Siemens - Autriche a réalisé en 2008, avec 8 000 collaborateurs, un chiffre d’affaires de 2,8 milliards d’euros. Entre 2000 et 2006, la direction du groupe allemand (électroménager, trains à grande vitesse, informatique, matériel médical, turbines éoliennes…) a déboursé à l’échelle mondiale 1,3 milliards d’euros en pots de vin pour corrompre des gouvernements et des planificateurs de projets.
Lorsque les groupes détruisent l’existence d’ouvriers et d’ouvrières, c’est, selon eux, la faute de facteurs extérieurs : le carnet de commande est insuffisant, la concurrence est impitoyable, le syndicat est excessif en matière de salaires ou simplement on dit que les licenciements sont inoffensifs, seulement une mesure provisoire jusqu’à ce que la crise soit passée ou qu’arrivent de nouvelles subventions.
Examinons les chiffres : la filiale Siemens d’Autriche a pu accroitre l’an dernier son chiffre d’affaires de + 10,7 % précisément à 2,8 milliards d’euros. Le résultat d’entreprise a augmenté de 9,7 % à 109,3 millions d’euros, le résultat brut d’exploitation a augmenté de 32,2 %, soit 256 millions d’euros. Et comme Siemens Autriche a aussi en charge les pays d’Europe centrale et les Balkans, il est bon de jeter un œil au-delà des frontières : l’entreprise a enregistré un chiffre d’affaires total de 7,62 milliards d’euros, en tout cas 1,4 % de plus qu’en 2007.

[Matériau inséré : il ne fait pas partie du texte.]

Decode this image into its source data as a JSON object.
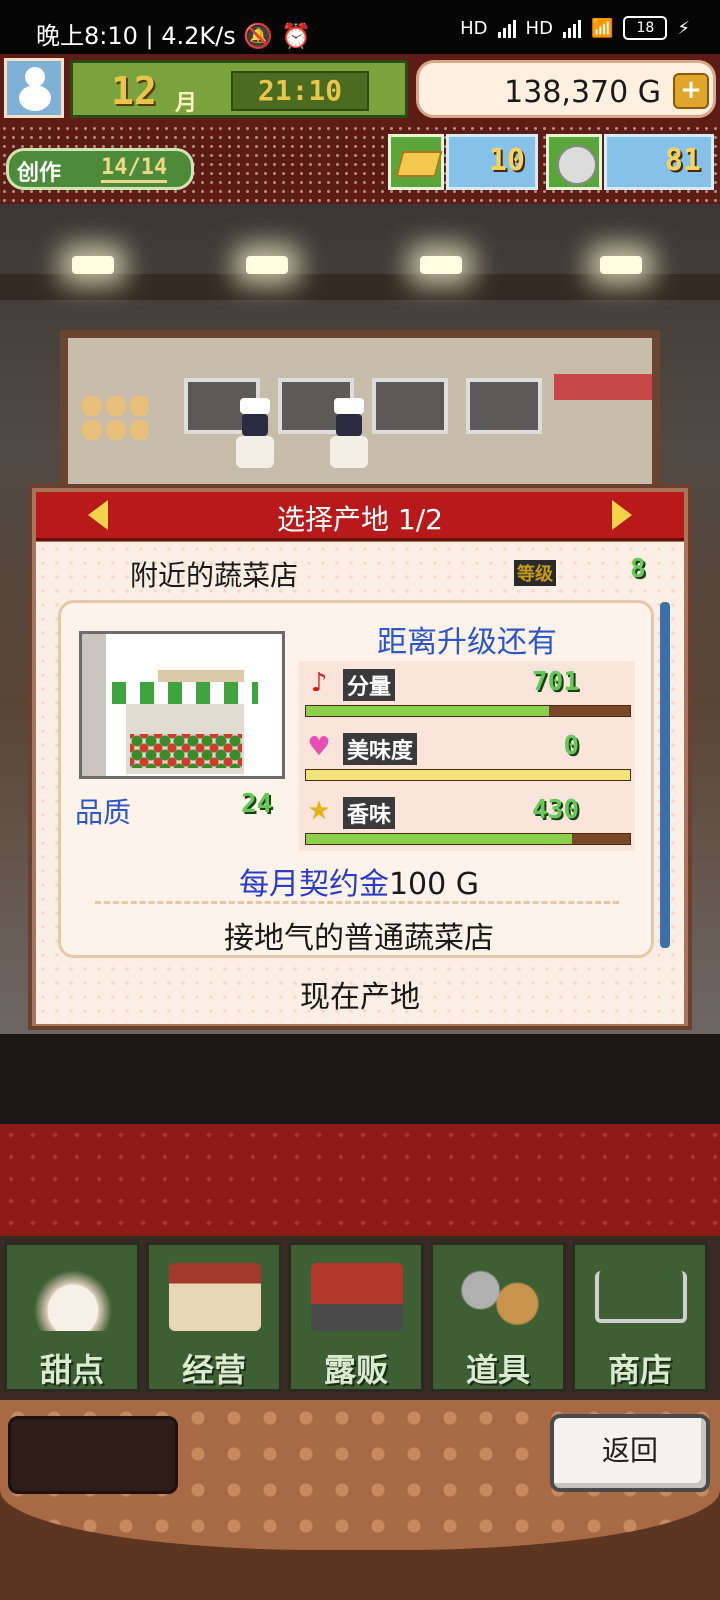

La cause des réductions successives d’effectif ne peut donc pas venir du chiffre d’affaires. La direction du groupe à Munich a annoncé en 2008 une restructuration. La décision de la maison mère d’Allemagne fait alors l’effet d’une surprise.
Par aileurs, les feuilles financières internationales continuent de résonner de l’écho du scandale Siemens : entre 2000 et 2006, le trust a dépensé 1,3 milliard d’euros de ses caisses noires pour corrompre de possibles décideurs, de la Russie à l’Ouganda, de la Norvège à la Chine, l’argent a coulé à flots. Le « management de pointe » trempait jusqu’aux oreilles dans le marais de la corruption, de l’escroquerie et de la fraude fiscale, ce qui n’a pas empêché les responsables de décamper avec des millions lorsque le scandale a éclaté. Déjà, en janvier 1914, le gouvernement impérial japonais tomba sur une affaire de pots de vin par laquelle Siemens s’était acheté de fait le monopole de l’armement pour les forces navales nippones.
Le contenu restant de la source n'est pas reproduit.